2018-03-12 14:03 GMT-03:00 Mat Arye <mat@timescale.com>: > I have a question about statistics hooks. I am trying to teach the planner > that when grouping by something like date_trunc('1 day', time) will produce > a lot less rows than the number of distinct time values. I want to do that > in an extension. The problem is that I don't see a way to make the > get_relation_stats_hook work well fo that since by the time it's called you > only see the `time` var and not the full expression. None of the other hooks > seem appropriate either. So 2 questions: > Isn't it the case to extend the available hook? > 1) Would people be opposed to adding a code hook somewhere at the start of > `examine_variable` (selfuncs.c) to allow creating statistics on complete > expressions? I can submit a patch if this seems reasonable. > If you explain the use case maybe it could be considered.
So the use-case is an analytical query like
SELECT date_trunc('hour', time) AS MetricMinuteTs, AVG(value) as avg
FROM hyper
WHERE time >= '2001-01-04T00:00:00' AND time <= '2001-01-05T01:00:00'
GROUP BY MetricMinuteTs
ORDER BY MetricMinuteTs DESC;
Right now this query will choose a much-less-efficient GroupAggregate plan
instead of a HashAggregate. It will choose this because it thinks the number of groups
produced here is 9,000,000 because that's the number of distinct time values there are.
But, because date_trunc "buckets" the values there will be about 24 groups (1 for each hour).

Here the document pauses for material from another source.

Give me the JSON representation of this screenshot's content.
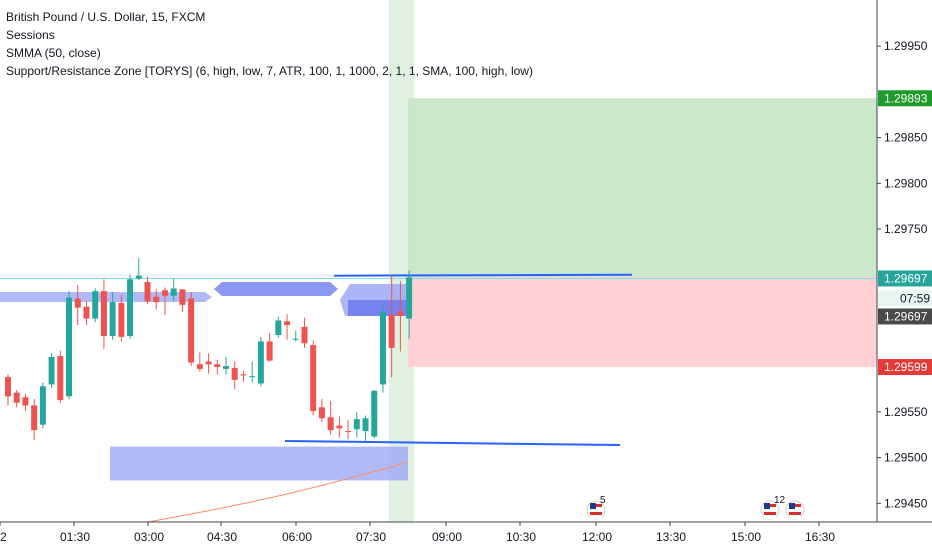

> 2) Do patches that add code hooks (and are probably under 10 lines) need to > go through the entire commitfest process. I guess what I am really asking is > if PG12 would be the first version such a patch could appear in or is PG11 > still a possibility? Just wondering what the policy on such stuff is. > If it is a new feature and is not in the last CF, it won't be considered for v11 (even small patches).